Por tanto, si lo que te estás planteando no es si debes implementar las simulaciones de phishing, sino con qué frecuencia debes hacerlo, ya vas por buen camino. Saber marcar los tiempos es fundamental, y en este artículo analizaremos dos aspectos fundamentales: si las simulaciones deben ser recurrentes o limitarse a un periodo determinado y con qué frecuencia deben realizarse: semanal, quincenal, mensual, etc.

Un ordenador portátil que muestra una ventana de navegador abierta con varios elementos de interfaz, como botones y controles deslizantes.

¿Por qué deben hacerse las simulaciones de phishing de manera continua?

Las simulaciones de phishing se han convertido en una pieza clave de los protocolos de ciberseguridad de las principales organizaciones de todo el mundo, especialmente ahora con la constante evolución del panorama de las ciberamenazas.
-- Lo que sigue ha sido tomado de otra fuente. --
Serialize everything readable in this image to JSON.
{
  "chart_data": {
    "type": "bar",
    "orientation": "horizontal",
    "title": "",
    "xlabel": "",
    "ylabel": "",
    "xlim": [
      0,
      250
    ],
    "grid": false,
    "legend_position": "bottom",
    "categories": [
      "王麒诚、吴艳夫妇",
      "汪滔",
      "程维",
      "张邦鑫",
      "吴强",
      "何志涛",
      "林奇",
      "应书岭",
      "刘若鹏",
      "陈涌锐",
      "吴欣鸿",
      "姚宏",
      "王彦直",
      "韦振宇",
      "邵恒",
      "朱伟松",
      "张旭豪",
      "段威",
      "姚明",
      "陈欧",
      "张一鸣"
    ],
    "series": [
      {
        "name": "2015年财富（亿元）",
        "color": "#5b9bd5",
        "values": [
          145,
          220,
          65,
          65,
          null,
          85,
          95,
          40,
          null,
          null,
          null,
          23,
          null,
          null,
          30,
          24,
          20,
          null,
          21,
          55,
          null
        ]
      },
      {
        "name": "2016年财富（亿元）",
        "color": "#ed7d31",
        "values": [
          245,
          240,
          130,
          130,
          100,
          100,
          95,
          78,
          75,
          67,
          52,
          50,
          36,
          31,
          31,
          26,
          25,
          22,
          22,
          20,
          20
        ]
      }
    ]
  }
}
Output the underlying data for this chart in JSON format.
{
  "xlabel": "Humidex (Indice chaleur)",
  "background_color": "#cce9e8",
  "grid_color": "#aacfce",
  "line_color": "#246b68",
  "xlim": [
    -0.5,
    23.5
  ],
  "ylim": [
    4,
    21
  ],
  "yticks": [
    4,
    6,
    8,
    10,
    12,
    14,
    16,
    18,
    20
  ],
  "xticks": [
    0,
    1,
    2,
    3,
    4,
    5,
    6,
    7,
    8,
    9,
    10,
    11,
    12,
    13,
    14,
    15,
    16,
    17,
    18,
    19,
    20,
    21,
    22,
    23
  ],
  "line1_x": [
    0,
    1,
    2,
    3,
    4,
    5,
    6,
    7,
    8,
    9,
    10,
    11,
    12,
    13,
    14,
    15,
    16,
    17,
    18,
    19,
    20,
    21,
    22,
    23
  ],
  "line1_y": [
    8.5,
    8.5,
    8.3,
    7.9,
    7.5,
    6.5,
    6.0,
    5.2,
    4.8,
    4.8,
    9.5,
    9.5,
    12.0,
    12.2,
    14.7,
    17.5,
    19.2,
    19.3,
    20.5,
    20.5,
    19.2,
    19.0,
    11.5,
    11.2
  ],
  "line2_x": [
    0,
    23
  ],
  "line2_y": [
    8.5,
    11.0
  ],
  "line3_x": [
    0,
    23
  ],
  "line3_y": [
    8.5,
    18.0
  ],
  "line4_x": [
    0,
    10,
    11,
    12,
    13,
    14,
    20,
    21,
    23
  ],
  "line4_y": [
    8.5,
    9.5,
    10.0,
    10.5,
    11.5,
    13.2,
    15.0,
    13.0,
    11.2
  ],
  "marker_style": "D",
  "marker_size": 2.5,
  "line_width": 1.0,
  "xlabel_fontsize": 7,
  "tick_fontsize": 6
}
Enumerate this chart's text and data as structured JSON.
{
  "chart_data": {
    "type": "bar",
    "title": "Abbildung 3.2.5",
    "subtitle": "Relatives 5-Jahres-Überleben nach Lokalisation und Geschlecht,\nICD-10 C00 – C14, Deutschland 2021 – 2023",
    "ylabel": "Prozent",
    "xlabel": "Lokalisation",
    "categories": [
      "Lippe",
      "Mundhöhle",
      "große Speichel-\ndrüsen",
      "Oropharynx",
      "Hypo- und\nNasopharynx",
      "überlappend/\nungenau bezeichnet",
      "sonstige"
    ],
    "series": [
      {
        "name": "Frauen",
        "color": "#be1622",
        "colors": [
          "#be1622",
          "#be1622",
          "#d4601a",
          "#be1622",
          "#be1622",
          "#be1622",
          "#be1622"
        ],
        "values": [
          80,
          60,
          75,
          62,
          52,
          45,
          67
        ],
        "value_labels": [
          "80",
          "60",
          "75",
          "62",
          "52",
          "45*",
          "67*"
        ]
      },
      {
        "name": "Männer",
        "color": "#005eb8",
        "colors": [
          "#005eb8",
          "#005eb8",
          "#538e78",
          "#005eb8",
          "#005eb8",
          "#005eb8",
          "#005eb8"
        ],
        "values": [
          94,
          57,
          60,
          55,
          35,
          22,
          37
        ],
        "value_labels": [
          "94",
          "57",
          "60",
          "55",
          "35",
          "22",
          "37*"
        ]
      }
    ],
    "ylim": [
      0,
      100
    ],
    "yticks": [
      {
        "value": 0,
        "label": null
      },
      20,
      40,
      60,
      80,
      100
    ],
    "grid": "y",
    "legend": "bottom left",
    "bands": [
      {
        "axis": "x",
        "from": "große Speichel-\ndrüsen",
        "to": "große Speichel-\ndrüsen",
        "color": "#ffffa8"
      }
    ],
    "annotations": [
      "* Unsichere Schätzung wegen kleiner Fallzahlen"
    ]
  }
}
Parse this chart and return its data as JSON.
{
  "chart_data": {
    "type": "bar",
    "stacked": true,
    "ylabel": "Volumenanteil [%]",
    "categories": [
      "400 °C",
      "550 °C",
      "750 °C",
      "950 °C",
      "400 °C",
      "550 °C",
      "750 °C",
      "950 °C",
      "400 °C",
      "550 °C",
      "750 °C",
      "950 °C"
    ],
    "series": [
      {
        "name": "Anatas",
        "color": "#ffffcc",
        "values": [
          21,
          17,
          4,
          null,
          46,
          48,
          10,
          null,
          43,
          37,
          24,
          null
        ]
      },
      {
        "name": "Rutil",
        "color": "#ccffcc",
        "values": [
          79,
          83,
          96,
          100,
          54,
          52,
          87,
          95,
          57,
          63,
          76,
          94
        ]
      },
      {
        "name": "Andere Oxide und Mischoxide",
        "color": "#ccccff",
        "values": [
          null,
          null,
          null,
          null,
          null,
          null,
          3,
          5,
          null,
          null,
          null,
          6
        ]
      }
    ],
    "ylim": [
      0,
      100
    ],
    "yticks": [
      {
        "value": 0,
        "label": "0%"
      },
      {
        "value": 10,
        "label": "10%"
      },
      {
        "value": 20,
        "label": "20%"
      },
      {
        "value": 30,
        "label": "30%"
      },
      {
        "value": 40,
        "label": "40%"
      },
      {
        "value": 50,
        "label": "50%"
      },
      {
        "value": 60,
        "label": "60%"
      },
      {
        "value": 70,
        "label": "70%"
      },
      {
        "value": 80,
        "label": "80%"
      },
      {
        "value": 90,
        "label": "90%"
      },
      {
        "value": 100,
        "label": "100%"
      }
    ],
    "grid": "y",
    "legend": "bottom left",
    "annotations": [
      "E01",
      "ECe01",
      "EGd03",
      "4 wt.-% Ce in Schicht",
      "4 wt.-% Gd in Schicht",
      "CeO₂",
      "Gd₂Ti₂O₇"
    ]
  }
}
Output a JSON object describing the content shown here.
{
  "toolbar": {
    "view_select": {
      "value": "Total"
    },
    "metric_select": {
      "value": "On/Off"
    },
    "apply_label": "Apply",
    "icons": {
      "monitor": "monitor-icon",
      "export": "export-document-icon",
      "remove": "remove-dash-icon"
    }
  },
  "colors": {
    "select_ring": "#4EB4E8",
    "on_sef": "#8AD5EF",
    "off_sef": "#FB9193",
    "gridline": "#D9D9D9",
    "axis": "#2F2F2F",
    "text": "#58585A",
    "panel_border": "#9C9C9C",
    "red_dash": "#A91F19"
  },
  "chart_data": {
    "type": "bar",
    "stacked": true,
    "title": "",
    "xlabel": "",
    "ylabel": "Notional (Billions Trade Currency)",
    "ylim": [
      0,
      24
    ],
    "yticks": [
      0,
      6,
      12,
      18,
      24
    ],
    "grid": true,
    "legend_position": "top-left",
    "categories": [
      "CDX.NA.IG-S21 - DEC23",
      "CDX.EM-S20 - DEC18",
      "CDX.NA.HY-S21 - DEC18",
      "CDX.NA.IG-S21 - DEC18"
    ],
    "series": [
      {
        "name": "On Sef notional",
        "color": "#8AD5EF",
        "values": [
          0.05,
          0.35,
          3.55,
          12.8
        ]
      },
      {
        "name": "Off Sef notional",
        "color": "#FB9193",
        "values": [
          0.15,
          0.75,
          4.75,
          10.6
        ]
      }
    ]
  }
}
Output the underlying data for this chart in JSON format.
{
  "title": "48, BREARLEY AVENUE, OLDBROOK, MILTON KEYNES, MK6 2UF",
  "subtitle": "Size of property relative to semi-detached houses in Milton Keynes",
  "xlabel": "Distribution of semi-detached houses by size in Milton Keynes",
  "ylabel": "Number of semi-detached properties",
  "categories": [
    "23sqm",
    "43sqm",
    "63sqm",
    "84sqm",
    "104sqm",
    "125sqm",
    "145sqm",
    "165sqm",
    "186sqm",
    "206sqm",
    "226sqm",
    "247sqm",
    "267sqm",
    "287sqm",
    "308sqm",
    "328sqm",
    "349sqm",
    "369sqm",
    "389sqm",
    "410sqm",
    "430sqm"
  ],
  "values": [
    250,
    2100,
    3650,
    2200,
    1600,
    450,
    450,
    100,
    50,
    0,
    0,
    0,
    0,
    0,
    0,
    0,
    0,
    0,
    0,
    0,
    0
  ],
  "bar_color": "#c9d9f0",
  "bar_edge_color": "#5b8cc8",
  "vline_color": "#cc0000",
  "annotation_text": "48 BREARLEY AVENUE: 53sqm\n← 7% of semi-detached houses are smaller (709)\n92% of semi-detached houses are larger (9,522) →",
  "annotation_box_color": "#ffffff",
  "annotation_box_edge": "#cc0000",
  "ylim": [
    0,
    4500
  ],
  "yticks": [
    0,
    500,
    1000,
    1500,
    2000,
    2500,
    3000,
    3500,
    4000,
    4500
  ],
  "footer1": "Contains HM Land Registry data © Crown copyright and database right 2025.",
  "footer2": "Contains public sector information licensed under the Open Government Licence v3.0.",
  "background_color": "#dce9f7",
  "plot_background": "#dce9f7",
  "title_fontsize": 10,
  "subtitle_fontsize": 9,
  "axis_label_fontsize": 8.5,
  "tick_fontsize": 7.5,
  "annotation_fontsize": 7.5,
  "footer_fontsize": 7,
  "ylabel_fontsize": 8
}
Ahora bien, el criterio sobre cómo implantar esta medida está dividido: mientras que unos opinan que las simulaciones deben formar parte de un programa continuo y evolutivo, otros consideran que son solamente una herramienta pedagógica más para ciertas etapas de los programas de formación en ciberseguridad.

En SoSafe hemos comprobado año tras año el papel crucial de las simulaciones de phishing continuas a la hora de optimizar nuestras estrategias de ciberseguridad. Y no es porque lo digamos nosotros; también lo dice la ciencia del comportamiento. A continuación destacamos algunas de las razones que lo corroboran:

Mejora continua de las habilidades de seguridad

Las simulaciones de phishing son un método eficaz para que los empleados mejoren sus habilidades a la hora de identificar y reaccionar a los intentos de phishing. Cuando se realizan de forma periódica, estas simulaciones ayudan a mantener un nivel alto de concienciación y a reconocer con mayor facilidad las tácticas utilizadas por los ciberdelincuentes. Con el tiempo, los empleados van estando cada vez más capacitados para resolver amenazas reales gracias a la experiencia adquirida en estas simulaciones.

Preparación para las tendencias emergentes

Con la profesionalización de la ciberdelincuencia proliferan los grupos delictivos altamente organizados que se sirven de las tecnologías más avanzadas, como la IA. Estos adversarios son implacables a la hora de buscar vulnerabilidades. Según una reciente investigación del equipo de ingeniería social de SoSafe, las herramientas de IA generativa pueden acelerar la redacción de correos electrónicos de phishing en un 40 % como mínimo, y un 78 % de los usuarios ha abierto correos electrónicos de phishing generados con IA. Mediante un entrenamiento continuo, los empleados se familiarizan con los intentos de phishing tradicionales y se preparan para identificar y eludir ataques más sofisticados que utilizan la IA y otros métodos de manipulación digital.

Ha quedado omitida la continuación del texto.